It’s all down to the ‘double-chevron’ vs ‘north-star’ logo dispute.
Citroën’s classic double-chevron is a French icon, chosen by André Citroën to represent the chevron-shaped gear teeth he designed for gears and car gearboxes. Originated in 1919, the century old logo has been through various adjustments over the years, but the iconic double-chevron has never been displaced.
Although a rather simple symbol of two curved lines, it’s to no surprise that the French carmaker would take badly to any attempts mimicking the logo.
Unfortunately for Sino-Swedish marque, Polestar, they have found themselves in a bit of a predicament, after Citroën’s lawyers took the Volvo sub-brand to court in July of 2019, stating that “the Company Polestar Performance has damaged its reputation of the French brands [trademarked] 3422762 and 3841054 from Automobiles Citroen”.
Designed around the idea of one of the earth’s pole stars, the bilateral marque’s logo takes the form of a similar ‘double-chevron’ shape, except has one ‘chevron’ flipped and the entire scene rotated 45-degrees.
Despite Polestar’s denial, the Groupe PSA owned French automaker has clearly found too many similarities between Polestar’s logo and their own Citroën and DS logos – and after a year in dispute, the Parisian court has finally arrived at a conclusion.
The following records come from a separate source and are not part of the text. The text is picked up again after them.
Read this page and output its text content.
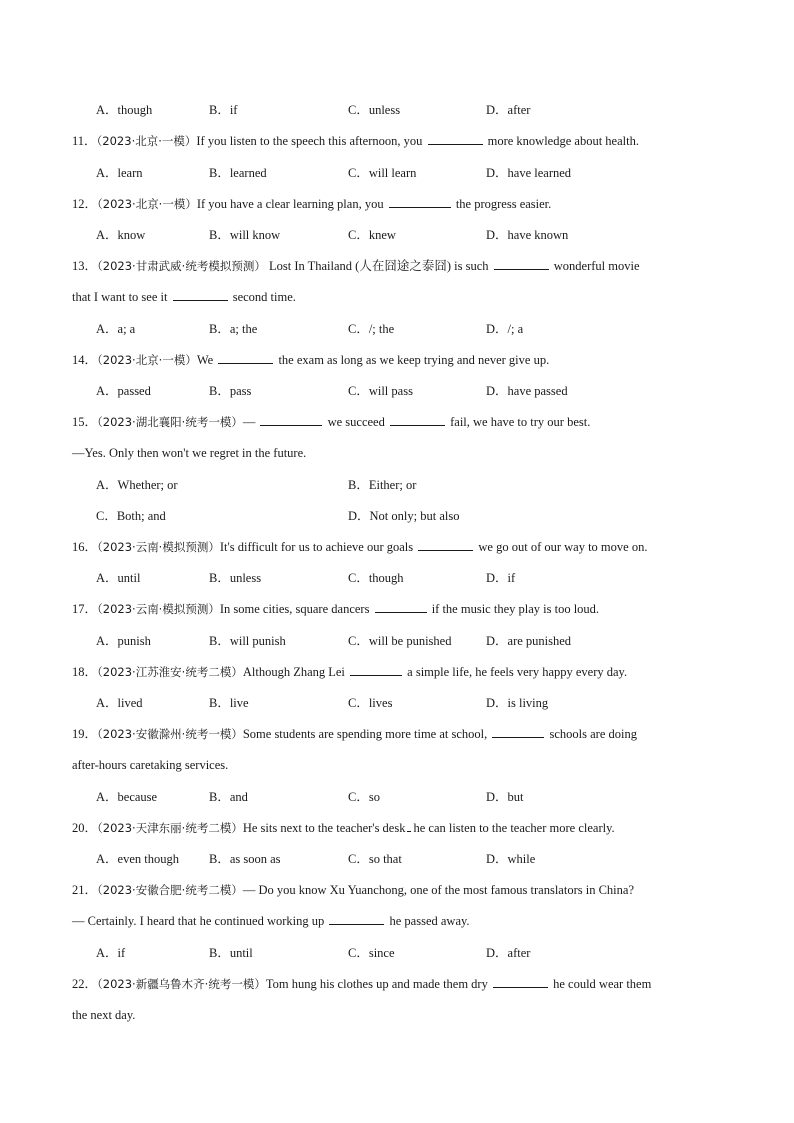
A．though	B．if	C．unless	D．after
11．（2023·北京·一模）If you listen to the speech this afternoon, you	more knowledge about health.
A．learn	B．learned	C．will learn	D．have learned
12．（2023·北京·一模）If you have a clear learning plan, you	the progress easier.
A．know	B．will know	C．knew	D．have known
13．（2023·甘肃武威·统考模拟预测） Lost In Thailand (人在囧途之泰囧) is such	wonderful movie
that I want to see it	second time.
A．a; a	B．a; the	C．/; the	D．/; a
14．（2023·北京·一模）We	the exam as long as we keep trying and never give up.
A．passed	B．pass	C．will pass	D．have passed
15．（2023·湖北襄阳·统考一模）—	we succeed	fail, we have to try our best.
—Yes. Only then won't we regret in the future.
A．Whether; or	B．Either; or
C．Both; and	D．Not only; but also
16．（2023·云南·模拟预测）It's difficult for us to achieve our goals	we go out of our way to move on.
A．until	B．unless	C．though	D．if
17．（2023·云南·模拟预测）In some cities, square dancers	if the music they play is too loud.
A．punish	B．will punish	C．will be punished	D．are punished
18．（2023·江苏淮安·统考二模）Although Zhang Lei	a simple life, he feels very happy every day.
A．lived	B．live	C．lives	D．is living
19．（2023·安徽滁州·统考一模）Some students are spending more time at school,	schools are doing
after-hours caretaking services.
A．because	B．and	C．so	D．but
20．（2023·天津东丽·统考二模）He sits next to the teacher's desk he can listen to the teacher more clearly.
A．even though B．as soon as	C．so that	D．while
21．（2023·安徽合肥·统考二模）— Do you know Xu Yuanchong, one of the most famous translators in China?
— Certainly. I heard that he continued working up	he passed away.
A．if	B．until	C．since	D．after
22．（2023·新疆乌鲁木齐·统考一模）Tom hung his clothes up and made them dry	he could wear them
the next day.
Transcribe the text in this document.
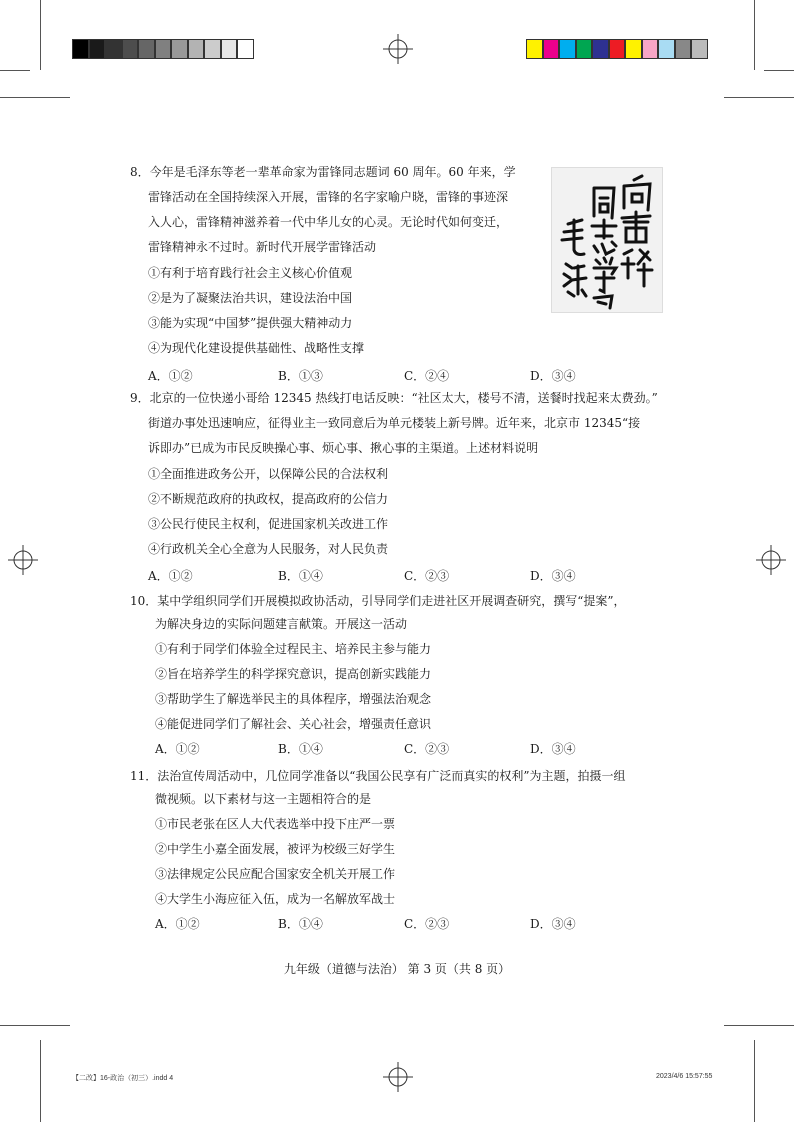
8．今年是毛泽东等老一辈革命家为雷锋同志题词 60 周年。60 年来，学
雷锋活动在全国持续深入开展，雷锋的名字家喻户晓，雷锋的事迹深
入人心，雷锋精神滋养着一代中华儿女的心灵。无论时代如何变迁，
雷锋精神永不过时。新时代开展学雷锋活动
①有利于培育践行社会主义核心价值观
②是为了凝聚法治共识，建设法治中国
③能为实现“中国梦”提供强大精神动力
④为现代化建设提供基础性、战略性支撑
A．①②	B．①③	C．②④	D．③④
9．北京的一位快递小哥给 12345 热线打电话反映：“社区太大，楼号不清，送餐时找起来太费劲。”
街道办事处迅速响应，征得业主一致同意后为单元楼装上新号牌。近年来，北京市 12345“接
诉即办”已成为市民反映操心事、烦心事、揪心事的主渠道。上述材料说明
①全面推进政务公开，以保障公民的合法权利
②不断规范政府的执政权，提高政府的公信力
③公民行使民主权利，促进国家机关改进工作
④行政机关全心全意为人民服务，对人民负责
A．①②	B．①④	C．②③	D．③④
10．某中学组织同学们开展模拟政协活动，引导同学们走进社区开展调查研究，撰写“提案”，
为解决身边的实际问题建言献策。开展这一活动
①有利于同学们体验全过程民主、培养民主参与能力
②旨在培养学生的科学探究意识，提高创新实践能力
③帮助学生了解选举民主的具体程序，增强法治观念
④能促进同学们了解社会、关心社会，增强责任意识
A．①②	B．①④	C．②③	D．③④
11．法治宣传周活动中，几位同学准备以“我国公民享有广泛而真实的权利”为主题，拍摄一组
微视频。以下素材与这一主题相符合的是
①市民老张在区人大代表选举中投下庄严一票
②中学生小嘉全面发展，被评为校级三好学生
③法律规定公民应配合国家安全机关开展工作
④大学生小海应征入伍，成为一名解放军战士
A．①②	B．①④	C．②③	D．③④
九年级（道德与法治） 第 3 页（共 8 页）
【二改】16-政治（初三）.indd 4	2023/4/6 15:57:55
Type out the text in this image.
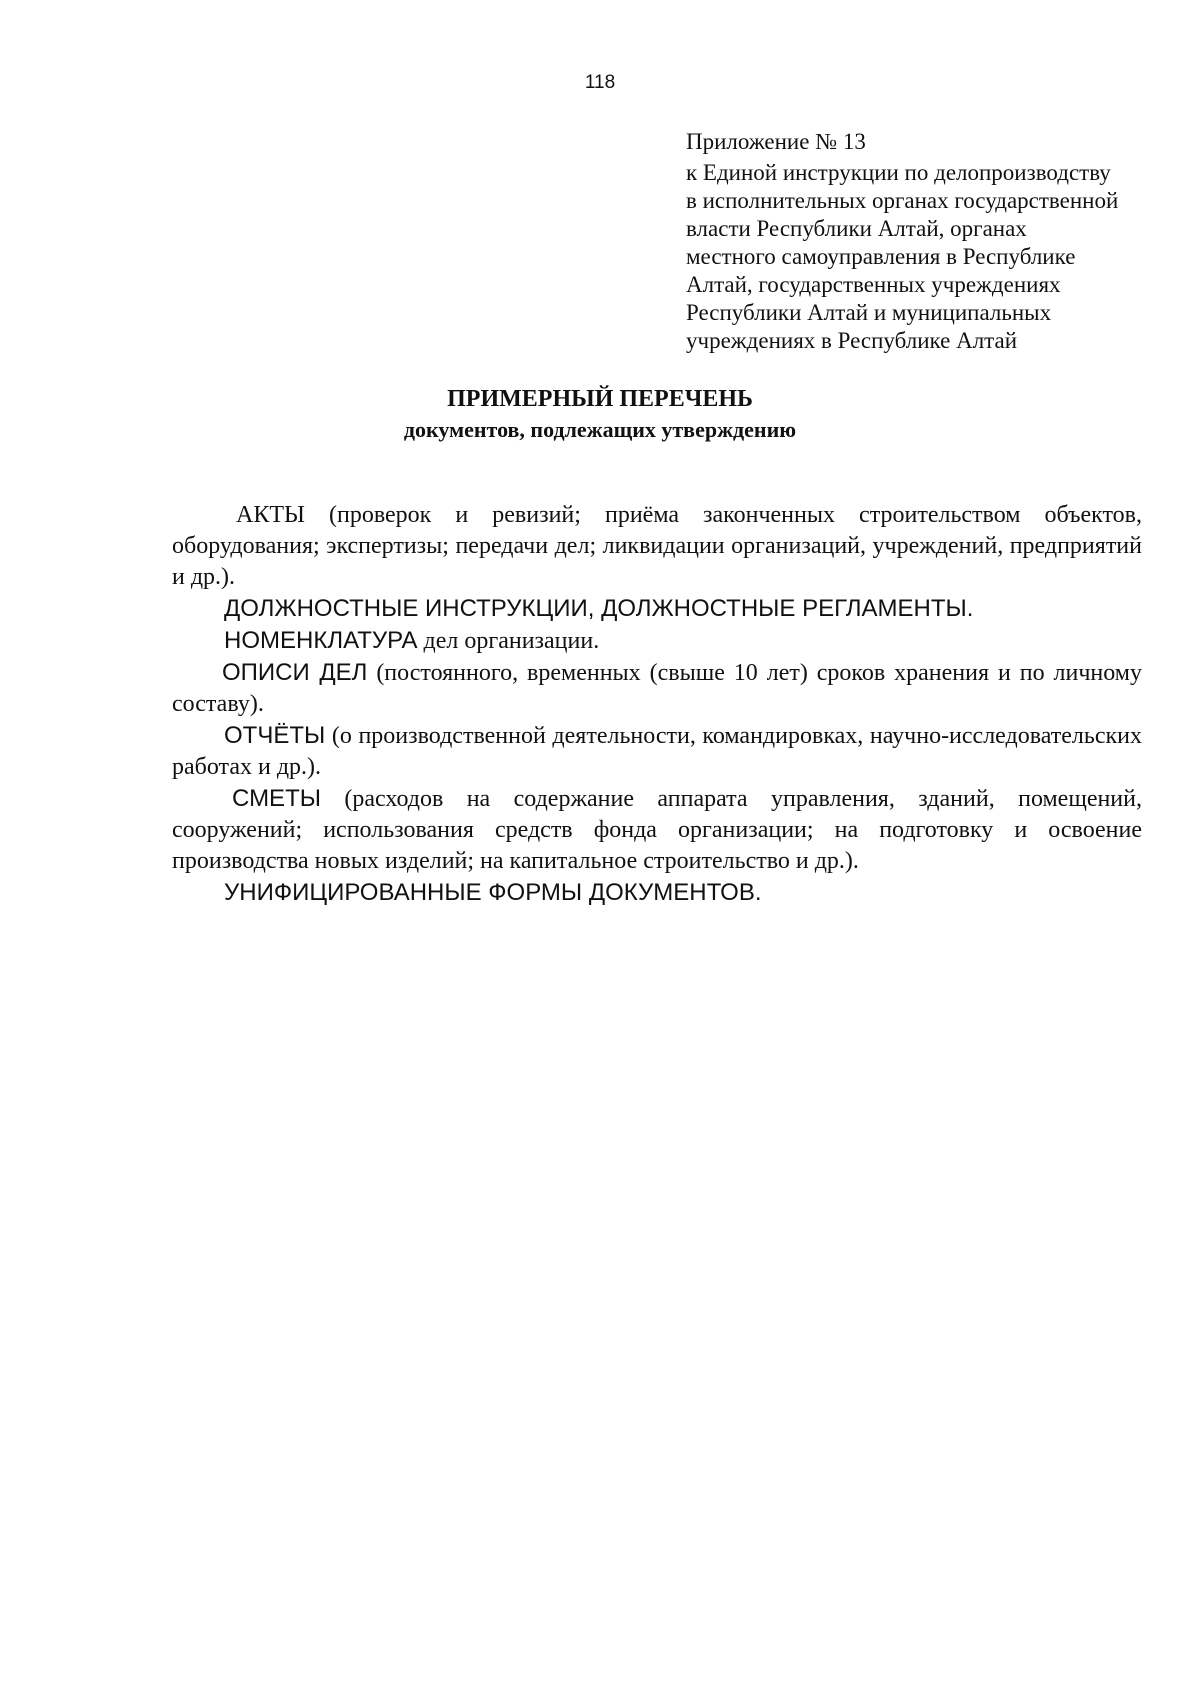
118
Приложение № 13
к Единой инструкции по делопроизводству
в исполнительных органах государственной
власти Республики Алтай, органах
местного самоуправления в Республике
Алтай, государственных учреждениях
Республики Алтай и муниципальных
учреждениях в Республике Алтай
ПРИМЕРНЫЙ ПЕРЕЧЕНЬ
документов, подлежащих утверждению

АКТЫ (проверок и ревизий; приёма законченных строительством объектов, оборудования; экспертизы; передачи дел; ликвидации организаций, учреждений, предприятий и др.).

ДОЛЖНОСТНЫЕ ИНСТРУКЦИИ, ДОЛЖНОСТНЫЕ РЕГЛАМЕНТЫ.

НОМЕНКЛАТУРА дел организации.

ОПИСИ ДЕЛ (постоянного, временных (свыше 10 лет) сроков хранения и по личному составу).

ОТЧЁТЫ (о производственной деятельности, командировках, научно-исследовательских работах и др.).

СМЕТЫ (расходов на содержание аппарата управления, зданий, помещений, сооружений; использования средств фонда организации; на подготовку и освоение производства новых изделий; на капитальное строительство и др.).

УНИФИЦИРОВАННЫЕ ФОРМЫ ДОКУМЕНТОВ.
The court acknowledged that the chances of mistaking a Polestar for a Citroën and vice-versa are rather slim, however they also recognised that Citroën’s trademark dates back to the early days of car manufacturing, and that the company’s chevron-based DS logo was trademarked a decade before Polestar’s redesign.
Concusively, the court decided to issue Polestar with a €150,000 (~$250,000 AUD) fine for damages, as well as a ban on the sales of Polestar cars in France for a minimum period of six months.
Volvo had been reportedly planning to launch the Polestar brand in France early 2021, however a spokesperson for the marque told Autoblog that “Polestar does not operate in France, and we currently have no plans to operate in France”. It’s clear that the Swedes are not too fond of the court’s decision, but they likely won’t be losing out on any sales during the ban – unless it’s extended.
Polestar’s French website has also been regulated, currently displaying “access to the Polestar site is not accessible to the French public due to territorial restrictions on the use of French trademarks n°016898173 and n°01689532. If you need any assistance, we can be reached at: +800-707 088 22.”